We will hold a conference call on Friday, May 9, 2025, at 11:00 a.m. Eastern Time to discuss the first quarter 2025 financial results. Stockholders, prospective stockholders, and analysts are welcome to listen to the call or attend the webcast.

To access the conference call, please dial (646) 307-1963 approximately 10 minutes prior to the start of the call and use the conference ID 8145997.

A replay of this conference call will be available shortly after the live call through May 16, 2025.

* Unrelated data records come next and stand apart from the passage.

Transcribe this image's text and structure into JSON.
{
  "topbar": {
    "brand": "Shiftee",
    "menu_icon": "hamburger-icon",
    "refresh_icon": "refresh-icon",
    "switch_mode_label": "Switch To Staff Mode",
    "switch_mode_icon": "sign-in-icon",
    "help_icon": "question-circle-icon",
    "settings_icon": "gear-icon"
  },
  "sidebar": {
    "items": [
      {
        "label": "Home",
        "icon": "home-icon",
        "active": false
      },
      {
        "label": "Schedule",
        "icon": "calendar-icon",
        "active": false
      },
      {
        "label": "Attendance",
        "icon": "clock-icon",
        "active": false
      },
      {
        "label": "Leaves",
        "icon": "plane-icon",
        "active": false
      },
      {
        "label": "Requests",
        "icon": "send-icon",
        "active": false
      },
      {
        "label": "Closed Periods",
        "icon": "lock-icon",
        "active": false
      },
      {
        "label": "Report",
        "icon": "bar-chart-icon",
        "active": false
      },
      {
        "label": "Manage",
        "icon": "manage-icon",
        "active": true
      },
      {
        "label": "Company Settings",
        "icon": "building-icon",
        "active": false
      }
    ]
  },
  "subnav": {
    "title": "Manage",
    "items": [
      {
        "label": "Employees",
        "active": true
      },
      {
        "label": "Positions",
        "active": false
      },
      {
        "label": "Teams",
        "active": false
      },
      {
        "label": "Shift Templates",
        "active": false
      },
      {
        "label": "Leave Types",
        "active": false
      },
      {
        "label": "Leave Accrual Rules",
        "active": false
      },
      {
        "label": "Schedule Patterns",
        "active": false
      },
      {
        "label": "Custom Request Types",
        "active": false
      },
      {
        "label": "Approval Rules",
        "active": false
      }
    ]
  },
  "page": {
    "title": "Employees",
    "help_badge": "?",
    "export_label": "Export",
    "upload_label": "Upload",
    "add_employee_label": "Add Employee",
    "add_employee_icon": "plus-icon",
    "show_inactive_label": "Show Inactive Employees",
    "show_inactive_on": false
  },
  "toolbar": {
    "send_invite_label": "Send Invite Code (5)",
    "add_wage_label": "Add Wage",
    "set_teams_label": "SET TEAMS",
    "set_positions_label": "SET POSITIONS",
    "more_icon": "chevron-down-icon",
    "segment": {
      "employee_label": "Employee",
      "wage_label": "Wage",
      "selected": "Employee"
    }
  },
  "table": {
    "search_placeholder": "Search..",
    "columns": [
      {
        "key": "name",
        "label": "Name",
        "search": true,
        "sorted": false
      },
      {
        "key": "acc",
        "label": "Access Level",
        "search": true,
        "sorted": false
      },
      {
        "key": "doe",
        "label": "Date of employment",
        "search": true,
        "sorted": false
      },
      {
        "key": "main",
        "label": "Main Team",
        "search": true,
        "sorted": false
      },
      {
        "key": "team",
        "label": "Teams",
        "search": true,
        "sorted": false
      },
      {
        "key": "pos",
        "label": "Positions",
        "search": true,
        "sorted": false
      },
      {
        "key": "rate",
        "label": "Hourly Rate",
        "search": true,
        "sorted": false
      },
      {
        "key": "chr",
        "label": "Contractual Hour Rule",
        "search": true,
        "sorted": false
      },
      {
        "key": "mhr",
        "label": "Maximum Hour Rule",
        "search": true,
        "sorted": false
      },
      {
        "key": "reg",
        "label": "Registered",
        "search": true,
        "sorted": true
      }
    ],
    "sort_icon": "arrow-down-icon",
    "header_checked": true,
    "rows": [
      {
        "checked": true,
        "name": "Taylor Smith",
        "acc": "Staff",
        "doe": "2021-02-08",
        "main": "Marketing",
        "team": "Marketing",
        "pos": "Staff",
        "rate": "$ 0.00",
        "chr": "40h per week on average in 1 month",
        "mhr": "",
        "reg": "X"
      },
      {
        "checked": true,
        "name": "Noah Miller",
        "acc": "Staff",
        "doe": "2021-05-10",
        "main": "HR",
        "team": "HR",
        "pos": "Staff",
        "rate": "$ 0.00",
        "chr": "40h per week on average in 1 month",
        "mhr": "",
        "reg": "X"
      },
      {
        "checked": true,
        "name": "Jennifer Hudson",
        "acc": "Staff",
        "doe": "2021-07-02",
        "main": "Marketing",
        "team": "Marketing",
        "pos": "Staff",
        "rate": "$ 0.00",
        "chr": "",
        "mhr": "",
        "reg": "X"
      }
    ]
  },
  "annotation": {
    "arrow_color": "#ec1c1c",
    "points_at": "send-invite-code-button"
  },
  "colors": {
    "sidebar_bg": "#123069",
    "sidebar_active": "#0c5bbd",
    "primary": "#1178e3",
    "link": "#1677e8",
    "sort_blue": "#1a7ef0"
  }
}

A live audio webcast of the conference call can be accessed via the Internet, on a listen-only basis on the Company’s website www.loganridgefinance.com in the Investor Resources section under Events and Presentations. The webcast can also be accessed by clicking the following link: https://edge.media-server.com/mmc/p/h9fj5e3y. The online archive of the webcast will be available on the Company’s website shortly after the call.

About Logan Ridge Finance Corporation

Logan Ridge Finance Corporation (Nasdaq: LRFC) is a business development company that invests primarily in first lien loans and, to a lesser extent, second lien loans and equity securities issued by lower middle-market companies. The Company invests in performing, well-established middle-market businesses that operate across a wide range of industries. It employs fundamental credit analysis, targeting investments in businesses with relatively low levels of cyclicality and operating risk. For more information, visit www.loganridgefinance.com.

About Mount Logan Capital Inc.

Mount Logan Capital Inc. (“MLC”) is an alternative asset management company that is focused on public and private debt securities in the North American market. MLC seeks to source and actively manage loans and other debt-like securities with credit-oriented characteristics. MLC actively sources, evaluates, underwrites, manages, monitors, and primarily invests in loans, debt securities, and other credit-oriented instruments that present attractive risk-adjusted returns and present low risk of principal impairment through the credit cycle.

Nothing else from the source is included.